Mas será que nossos jovens podem realmente agir sem encontrar obstáculos em nossa opulenta democracia? Podem, por exemplo, constituir família livremente? Podem possuir uma moradia própria que lhes permita criar seus filhos? Concordaremos que tais impulsos, além de naturais, visam o bem; ao contrário, nossa opulenta democracia os restringe e até mesmo os impede. Em troca, ela concede liberdade irrestrita para abandonar o cônjuge, para matar os filhos no ventre da mãe, para mudar de sexo como quem troca de camisa; concede direitos sexuais em abundância e entretenimentos embrutecedores à vontade, enquanto o poder de compra dos salários afunda, enquanto se multiplicam as exações, enquanto se adia a idade de aposentadoria, enquanto se espalha a pobreza e se concentra a riqueza, enquanto se degradam os serviços públicos. Em suma, os jovens descobrem que nossa democracia opulenta lhes permite tornar-se crianças agitadas e irresponsáveis que exigem a satisfação de seus instintos mais baixos, fomentando todo tipo de turbulência antropológica que os transforma em uma papinha hominídea e desvinculada, ao mesmo tempo em que lhes nega a possibilidade de uma vida digna e fecunda.

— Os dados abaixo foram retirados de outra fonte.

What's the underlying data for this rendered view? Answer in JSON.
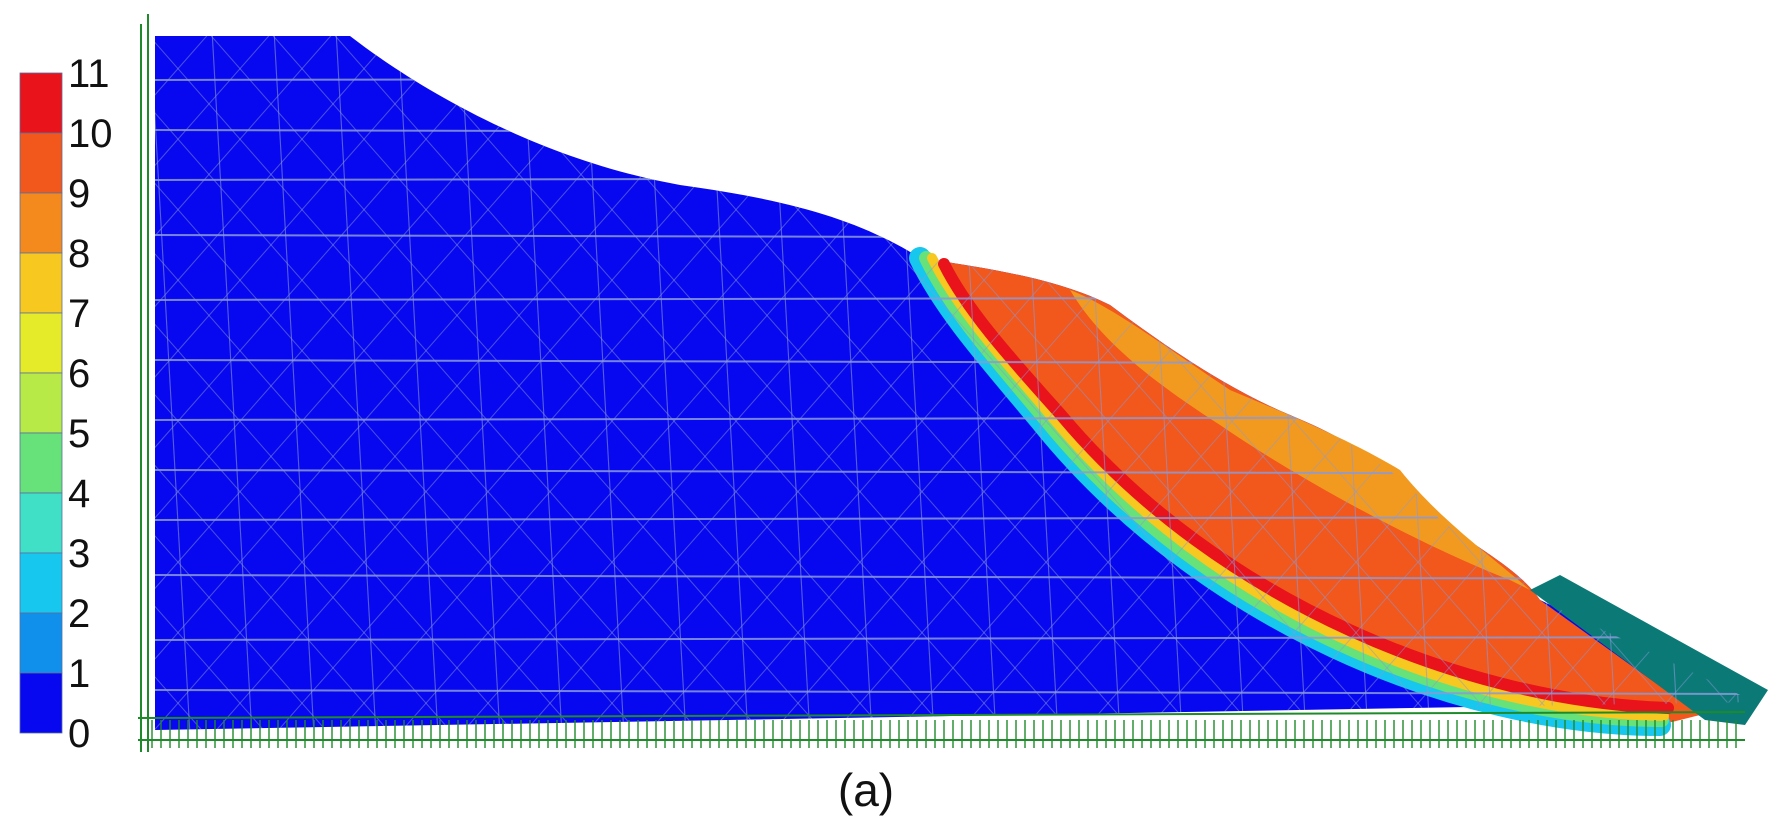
{
  "legend": {
    "labels": [
      "11",
      "10",
      "9",
      "8",
      "7",
      "6",
      "5",
      "4",
      "3",
      "2",
      "1",
      "0"
    ],
    "colors": [
      "#e8131b",
      "#f2571c",
      "#f48a1e",
      "#f7c81f",
      "#e5eb29",
      "#b7ea47",
      "#67e179",
      "#3fe0c6",
      "#17c7ee",
      "#1090ea",
      "#0a4ef2",
      "#0808f0"
    ]
  },
  "colors": {
    "stable_zone": "#0808f0",
    "sliding_mass": "#f2571c",
    "upper_layer": "#f29a20",
    "slip_band": "#e8131b",
    "toe_block": "#0b7a77",
    "mesh_lines": "#8a9ad8",
    "boundary_lines": "#1f8a2a"
  },
  "caption": "(a)"
}
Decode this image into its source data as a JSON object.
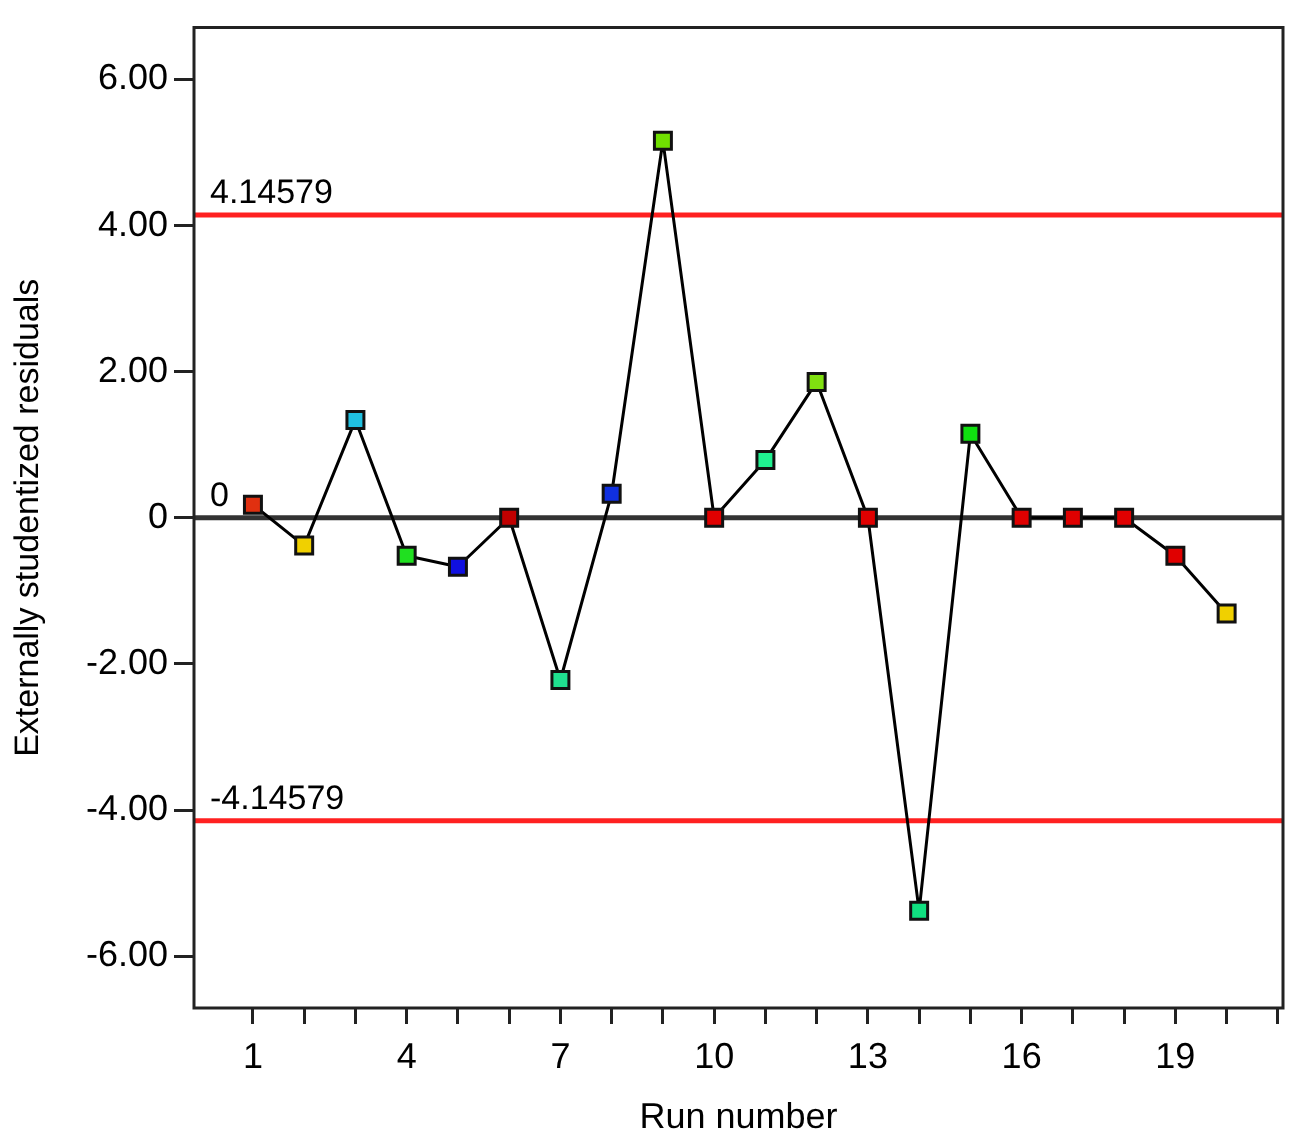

Inevitavelmente, nossos jovens menos ingênuos começam a perceber que a liberdade de que desfrutam consiste em levar uma vida de ratos (ou, para ser mais exato, uma vida pior do que a dos ratos, que pelo menos podem se reproduzir). E começam a perceber também que a democracia é um regime político muito estranho, onde os “representantes da vontade popular” (‘risum teneatis’) não chegam a um acordo para facilitar as condições de acesso à moradia, mas estão todos de acordo em destinar bilhões de euros para financiar guerras distantes (tão de acordo que nem sequer votam isso no Parlamento).
Então, inevitavelmente, muitos jovens percebem que foram enganados; percebem que lhes foram permitidos prazeres degradantes em troca de lhes roubarem um horizonte espiritual, que lhes foi oferecida uma educação frágil e entorpecedora de suas capacidades em troca de transformá-los em mão de obra “flexível”, que lhes foi oferecida uma liberdade que os escravizou. E que a tão alardeada democracia era, na verdade, aquela forma de totalitarismo amável que Tocqueville vislumbrou, que «se assemelharia à autoridade paterna se, como esta, tivesse por objetivo preparar os homens para a idade adulta; mas que, pelo contrário, apenas deseja fixá-los irrevogavelmente na infância», ao mesmo tempo em que lhes retira «o trabalho de pensar e o esforço de viver». Devemos nos alegrar, caro Julián Quirós, de que nossos jovens – ou pelo menos uma minoria lúcida de nossos jovens – se revoltem contra esse lixo e anseiem por uma vida mais elevada.